By Betsy Dolan
Drive down Avenue H in Rosenberg and you’ll see waving flags, banners and other display devices fluttering in the breeze and calling attention to various businesses. But not for much longer. Rosenberg’s City Council has put strict new measures in place to combat what they call “visual clutter” on the city’s streets. The city is trying to inform business owners about the change and let them know they have 60 days to take down any devices that violate the new ordinance.
“You see so many (display devices) when you’re driving down Avenue H, or Highway 36 or even Highway 59.” said Theresa Parma, Rosenberg’s Planning Director. “They’re everywhere and they’re a distraction for drivers.”
Citing asthetics and attractiveness as two minor components of the new sign ordinance, Parma said driver safety is the bigger issue. The new measure, which was passed at the City Council meeting on March 20, involves regulations for the display of flags, banners and display devices like the so-called “swoopers” which are narrow banners attached to stationary poles that wave back and forth.
The new ordinance calls for display devices such as swoopers, balloons, streamers and speer flags to be banned. Banners must be flush with the building and secured on all sides. Banners can also be mounted on a permanent structure but they have to be motionless. Approved flags have been defined as governmental, military, fraternal organizations, religious and charitable organizations. Businesses may fly a flag with their company name and logo but, as per flag etiquette, the flag cannot be larger than a governmental flag.

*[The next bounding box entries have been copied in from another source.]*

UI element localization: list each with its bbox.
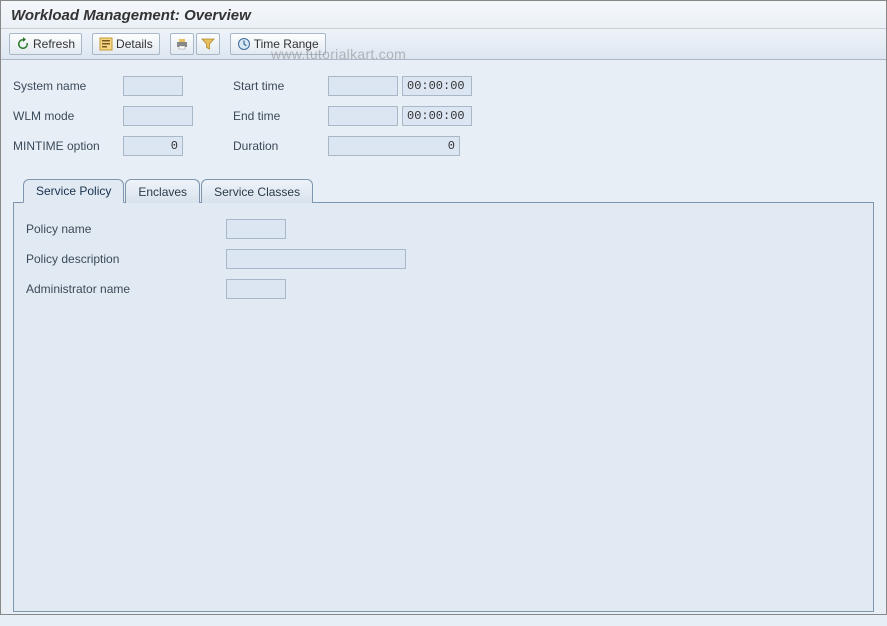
tab-service-classes-label: Service Classes <box>214 185 300 199</box>
system-name-label: System name <box>13 79 123 93</box>
content-area: System name WLM mode MINTIME option 0 St… <box>1 60 886 626</box>
system-name-field <box>123 76 183 96</box>
filter-button[interactable] <box>196 33 220 55</box>
details-button[interactable]: Details <box>92 33 160 55</box>
end-time-date-field <box>328 106 398 126</box>
admin-name-label: Administrator name <box>26 282 226 296</box>
end-time-time-field: 00:00:00 <box>402 106 472 126</box>
filter-icon <box>201 37 215 51</box>
form-col-right: Start time 00:00:00 End time 00:00:00 Du… <box>233 74 472 158</box>
end-time-label: End time <box>233 109 328 123</box>
tab-enclaves[interactable]: Enclaves <box>125 179 200 203</box>
mintime-label: MINTIME option <box>13 139 123 153</box>
duration-label: Duration <box>233 139 328 153</box>
policy-name-label: Policy name <box>26 222 226 236</box>
title-bar: Workload Management: Overview <box>1 1 886 29</box>
details-label: Details <box>116 37 153 51</box>
refresh-label: Refresh <box>33 37 75 51</box>
policy-desc-field <box>226 249 406 269</box>
duration-field: 0 <box>328 136 460 156</box>
time-range-button[interactable]: Time Range <box>230 33 326 55</box>
policy-name-field <box>226 219 286 239</box>
admin-name-field <box>226 279 286 299</box>
print-icon <box>175 37 189 51</box>
tab-service-policy[interactable]: Service Policy <box>23 179 124 203</box>
tab-service-classes[interactable]: Service Classes <box>201 179 313 203</box>
tab-panel-service-policy: Policy name Policy description Administr… <box>13 202 874 612</box>
clock-icon <box>237 37 251 51</box>
print-button[interactable] <box>170 33 194 55</box>
details-icon <box>99 37 113 51</box>
wlm-mode-label: WLM mode <box>13 109 123 123</box>
toolbar: Refresh Details Time Range <box>1 29 886 60</box>
header-form: System name WLM mode MINTIME option 0 St… <box>13 74 874 158</box>
refresh-button[interactable]: Refresh <box>9 33 82 55</box>
time-range-label: Time Range <box>254 37 319 51</box>
tab-container: Service Policy Enclaves Service Classes … <box>13 178 874 612</box>
start-time-date-field <box>328 76 398 96</box>
form-col-left: System name WLM mode MINTIME option 0 <box>13 74 193 158</box>
mintime-field: 0 <box>123 136 183 156</box>
wlm-mode-field <box>123 106 193 126</box>
start-time-time-field: 00:00:00 <box>402 76 472 96</box>
start-time-label: Start time <box>233 79 328 93</box>
page-title: Workload Management: Overview <box>11 7 876 24</box>
refresh-icon <box>16 37 30 51</box>
policy-desc-label: Policy description <box>26 252 226 266</box>
tab-strip: Service Policy Enclaves Service Classes <box>13 178 874 202</box>
tab-service-policy-label: Service Policy <box>36 184 111 198</box>
tab-enclaves-label: Enclaves <box>138 185 187 199</box>
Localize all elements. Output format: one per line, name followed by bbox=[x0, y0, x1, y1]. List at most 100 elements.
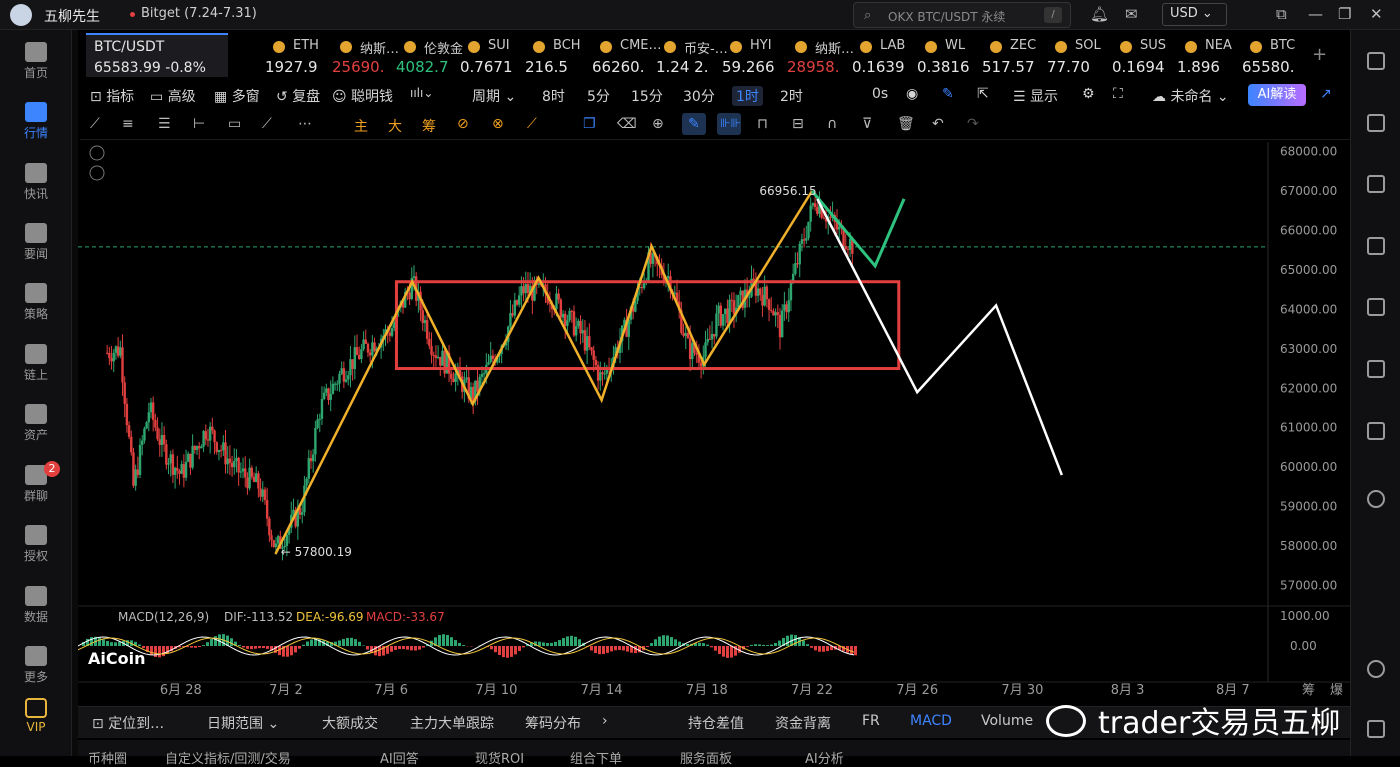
bell-icon[interactable]: 🔔︎ bbox=[1090, 5, 1109, 23]
headset-icon[interactable] bbox=[1367, 660, 1385, 678]
brush-icon[interactable]: ⟋ bbox=[262, 116, 272, 132]
tab-volume[interactable]: Volume bbox=[981, 713, 1033, 729]
bottom-function-6[interactable]: AI分析 bbox=[805, 748, 844, 767]
measure-icon[interactable]: ⊘ bbox=[457, 116, 469, 132]
sidebar-item-8[interactable]: 授权 bbox=[0, 525, 72, 564]
camera-icon[interactable]: ◉ bbox=[906, 86, 918, 102]
sidebar-item-0[interactable]: 首页 bbox=[0, 42, 72, 81]
restore-icon[interactable]: ❐ bbox=[1338, 5, 1351, 23]
etf-icon[interactable] bbox=[1367, 360, 1385, 378]
period-8h[interactable]: 8时 bbox=[542, 86, 565, 106]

According to Parma, Rosenberg has been working on a sign ordinance for the better part of a year after numerous citizen concerns over safety were voiced. The city is still working out the details such as how the new ordinance will be enforced and what penalties companies could face.
“I think it is a start,” Parma said. “We’ll take some time to see how it is working out. We may need to review it and make some changes as we start to enforce it.